Eddy current testing is one of the most common electromagnetic testing NDT methods. It uses induced electrical currents to detect defects. Essentially, the technique uses a coil (ECT probe) carrying an alternating current as a transducer. This produces an alternating magnetic field parallel to the axis of the coil, which in turn induces eddy currents on the test object’s surface. These eddy currents set up a magnetic field opposing that produced by the coil, thus changing the impedance of the coil. Interruptions in the flow of eddy currents caused by imperfections, dimensional changes, or changes in the material’s conductive and permeability properties are detected.
Most eddy current testing is based on the measurement of the coil impedance, though it is possible to measure the magnetic field directly.
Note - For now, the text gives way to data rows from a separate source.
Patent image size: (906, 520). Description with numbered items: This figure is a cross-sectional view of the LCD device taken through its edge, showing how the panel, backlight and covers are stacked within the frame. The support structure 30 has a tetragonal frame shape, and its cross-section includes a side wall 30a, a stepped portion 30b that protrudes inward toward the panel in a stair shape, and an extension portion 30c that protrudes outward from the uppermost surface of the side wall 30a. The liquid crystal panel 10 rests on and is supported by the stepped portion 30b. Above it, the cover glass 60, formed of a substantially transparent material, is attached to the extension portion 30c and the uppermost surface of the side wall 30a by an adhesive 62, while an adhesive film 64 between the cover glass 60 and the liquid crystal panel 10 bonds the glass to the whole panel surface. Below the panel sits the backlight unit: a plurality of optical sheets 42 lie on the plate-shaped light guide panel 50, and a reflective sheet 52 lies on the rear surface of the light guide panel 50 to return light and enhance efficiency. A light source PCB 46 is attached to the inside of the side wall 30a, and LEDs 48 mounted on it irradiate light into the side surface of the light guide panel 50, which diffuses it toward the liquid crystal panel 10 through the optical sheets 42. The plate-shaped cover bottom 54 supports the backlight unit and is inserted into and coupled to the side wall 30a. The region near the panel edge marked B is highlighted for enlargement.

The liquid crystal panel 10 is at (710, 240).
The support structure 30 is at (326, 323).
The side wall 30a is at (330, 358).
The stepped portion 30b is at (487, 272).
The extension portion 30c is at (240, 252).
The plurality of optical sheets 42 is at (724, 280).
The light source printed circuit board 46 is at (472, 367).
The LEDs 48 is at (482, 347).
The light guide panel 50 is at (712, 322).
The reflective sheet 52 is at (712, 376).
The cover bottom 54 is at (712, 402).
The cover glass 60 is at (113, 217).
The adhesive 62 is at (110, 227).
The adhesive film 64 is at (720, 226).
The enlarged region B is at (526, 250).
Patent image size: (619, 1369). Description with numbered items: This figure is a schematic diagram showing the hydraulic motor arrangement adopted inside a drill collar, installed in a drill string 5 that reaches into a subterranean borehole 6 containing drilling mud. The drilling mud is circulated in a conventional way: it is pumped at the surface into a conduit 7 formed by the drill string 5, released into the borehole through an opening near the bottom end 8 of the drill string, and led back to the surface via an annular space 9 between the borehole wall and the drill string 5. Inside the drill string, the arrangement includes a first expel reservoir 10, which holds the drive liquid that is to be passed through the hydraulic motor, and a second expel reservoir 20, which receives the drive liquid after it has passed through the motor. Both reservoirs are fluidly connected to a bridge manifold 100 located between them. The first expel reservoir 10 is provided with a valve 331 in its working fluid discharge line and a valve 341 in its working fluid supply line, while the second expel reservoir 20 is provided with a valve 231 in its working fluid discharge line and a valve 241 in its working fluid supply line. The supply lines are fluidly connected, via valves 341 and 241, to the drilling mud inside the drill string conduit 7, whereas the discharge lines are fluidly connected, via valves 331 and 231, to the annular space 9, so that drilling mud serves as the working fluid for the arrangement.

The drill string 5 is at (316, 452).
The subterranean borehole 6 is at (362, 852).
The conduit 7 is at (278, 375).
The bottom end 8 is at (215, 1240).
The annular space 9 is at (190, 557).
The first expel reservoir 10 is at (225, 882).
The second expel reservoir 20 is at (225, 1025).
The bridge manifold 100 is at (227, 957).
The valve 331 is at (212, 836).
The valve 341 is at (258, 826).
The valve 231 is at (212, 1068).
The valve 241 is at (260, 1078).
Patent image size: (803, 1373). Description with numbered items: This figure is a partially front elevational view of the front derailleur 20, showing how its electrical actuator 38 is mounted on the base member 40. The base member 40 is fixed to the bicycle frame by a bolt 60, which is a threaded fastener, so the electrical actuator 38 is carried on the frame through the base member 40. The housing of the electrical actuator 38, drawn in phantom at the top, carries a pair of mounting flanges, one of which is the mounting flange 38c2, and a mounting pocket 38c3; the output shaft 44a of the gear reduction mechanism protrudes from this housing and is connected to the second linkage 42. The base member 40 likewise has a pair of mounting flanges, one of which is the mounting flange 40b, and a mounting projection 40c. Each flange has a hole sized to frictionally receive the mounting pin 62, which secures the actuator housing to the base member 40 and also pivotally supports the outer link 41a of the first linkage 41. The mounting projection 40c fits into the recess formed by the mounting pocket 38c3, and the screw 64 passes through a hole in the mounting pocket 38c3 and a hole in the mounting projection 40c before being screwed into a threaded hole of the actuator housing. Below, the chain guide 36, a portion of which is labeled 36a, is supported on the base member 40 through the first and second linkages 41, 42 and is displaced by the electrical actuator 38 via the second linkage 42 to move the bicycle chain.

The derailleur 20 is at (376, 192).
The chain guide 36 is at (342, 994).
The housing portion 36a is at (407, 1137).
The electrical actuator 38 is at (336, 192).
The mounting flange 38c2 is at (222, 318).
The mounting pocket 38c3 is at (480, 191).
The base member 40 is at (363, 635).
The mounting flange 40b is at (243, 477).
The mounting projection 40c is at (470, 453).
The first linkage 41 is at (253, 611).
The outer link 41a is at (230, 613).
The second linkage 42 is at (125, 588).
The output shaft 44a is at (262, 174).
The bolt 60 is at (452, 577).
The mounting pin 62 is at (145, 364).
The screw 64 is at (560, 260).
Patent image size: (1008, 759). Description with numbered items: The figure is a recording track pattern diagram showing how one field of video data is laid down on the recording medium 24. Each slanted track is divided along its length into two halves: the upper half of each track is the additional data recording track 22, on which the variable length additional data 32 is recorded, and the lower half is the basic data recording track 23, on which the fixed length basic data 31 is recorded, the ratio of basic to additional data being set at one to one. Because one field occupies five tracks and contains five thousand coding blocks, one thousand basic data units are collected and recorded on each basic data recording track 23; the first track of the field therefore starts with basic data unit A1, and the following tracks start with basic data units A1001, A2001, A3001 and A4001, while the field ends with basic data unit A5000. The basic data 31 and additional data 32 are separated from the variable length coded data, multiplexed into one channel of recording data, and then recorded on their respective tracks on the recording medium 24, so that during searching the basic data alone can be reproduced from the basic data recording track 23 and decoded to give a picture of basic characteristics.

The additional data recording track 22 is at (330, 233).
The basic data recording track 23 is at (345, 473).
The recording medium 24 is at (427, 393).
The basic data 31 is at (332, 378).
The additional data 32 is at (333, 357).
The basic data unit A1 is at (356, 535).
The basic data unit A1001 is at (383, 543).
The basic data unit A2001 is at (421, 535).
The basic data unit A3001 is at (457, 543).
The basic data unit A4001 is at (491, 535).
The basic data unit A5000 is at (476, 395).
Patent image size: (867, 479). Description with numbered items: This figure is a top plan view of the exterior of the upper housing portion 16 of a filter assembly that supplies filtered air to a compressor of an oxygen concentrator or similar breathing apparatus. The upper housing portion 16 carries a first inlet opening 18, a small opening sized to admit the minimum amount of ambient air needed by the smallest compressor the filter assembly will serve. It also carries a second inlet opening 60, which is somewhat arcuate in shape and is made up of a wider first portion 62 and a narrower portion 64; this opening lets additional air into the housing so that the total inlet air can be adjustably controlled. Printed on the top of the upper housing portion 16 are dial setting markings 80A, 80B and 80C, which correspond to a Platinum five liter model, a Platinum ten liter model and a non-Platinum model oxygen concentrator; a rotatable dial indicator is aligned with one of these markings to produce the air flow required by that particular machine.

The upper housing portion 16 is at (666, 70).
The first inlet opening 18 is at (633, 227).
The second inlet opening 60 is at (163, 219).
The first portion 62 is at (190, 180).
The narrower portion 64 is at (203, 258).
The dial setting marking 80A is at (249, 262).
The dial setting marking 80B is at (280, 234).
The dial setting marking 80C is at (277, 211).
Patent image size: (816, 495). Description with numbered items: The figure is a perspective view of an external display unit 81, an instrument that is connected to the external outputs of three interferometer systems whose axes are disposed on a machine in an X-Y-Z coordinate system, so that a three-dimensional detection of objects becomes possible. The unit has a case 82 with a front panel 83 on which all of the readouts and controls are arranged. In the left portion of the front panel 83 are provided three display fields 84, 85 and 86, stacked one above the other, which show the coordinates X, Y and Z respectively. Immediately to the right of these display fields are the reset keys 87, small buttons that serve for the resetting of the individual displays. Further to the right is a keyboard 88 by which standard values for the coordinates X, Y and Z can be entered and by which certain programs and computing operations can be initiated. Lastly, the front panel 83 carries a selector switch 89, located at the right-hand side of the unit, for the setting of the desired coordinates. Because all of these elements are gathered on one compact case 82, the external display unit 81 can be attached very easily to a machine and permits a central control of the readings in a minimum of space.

ECT has a very wide range of applications. Since ECT is electrical in nature, it is limited to a conductive material. There are also physical limits to generating eddy currents and depth of penetration (skin depth). This technique is generally used to inspect relatively small areas and is, therefore, better suited for inspecting areas where damage is already suspected. It nevertheless has a variety of applications: from measuring material thickness to detecting corrosion damage. In nuclear power plants, eddy-current methods provide the best in-service inspection method for steam generator tubing. The following components are required to perform Eddy Current testing: an Eddy Current tester, a remote positioning device, and an eddy current probe drive control system.
The disadvantages of this technique are that it is sensitive to lift-off, it is a point test, so scanning is required for large areas, and it is generally limited to near-surface defects of conducting materials.
Liquid Penetrant Testing
Liquid penetrant inspection (LPI), also called dye penetrant inspection (DP), is a widely applied NDT method that is used to check surface-breaking defects in all non-porous materials (metals, plastics, or ceramics). It is probably one of the most widely used NDT techniques. Test and pre-cleaned objects are coated with visible or fluorescent dye solution. After 5 to 30 minutes, depending on the material inspected, excess penetrant is removed from the surface, and a developer in liquid or powder form is applied. The developer acts as a blotter, drawing trapped penetrant out of imperfections open to the surface. This developer absorbs penetrant drawn from discontinuities and reveals a vivid color contrast between the penetrant and developer (usually red on white). With fluorescent dyes, ultraviolet light makes the bleed-out fluoresce brightly, thus allowing imperfections to be readily seen.
LPI detects casting, forging, and welding surface defects such as hairline cracks, surface porosity, leaks in new products, and fatigue cracks on in-service components.
Magnetic-particle inspection is one of the NDT processes for detecting surface and near-surface imperfections and material discontinuities. This method is accomplished by inducing a magnetic field in a ferromagnetic material and then dusting the surface with fine ferromagnetic particles (either dry or suspended in liquid). These are attracted to an area of flux leakage and form what is known as an indication, which is evaluated to determine its nature, cause, and course of action, if any. Although this technique reveals the location of the defects, it is often unable to determine their depth.
The piece can be magnetized by direct or indirect magnetization. Direct magnetization occurs when the electric current is passed through the test object, and a magnetic field is formed in the material. Indirect magnetization occurs when no electric current is passed through the test object, but a magnetic field is applied from an outside source. It has the major drawback of requiring to magnetize (and frequently demagnetize) the component.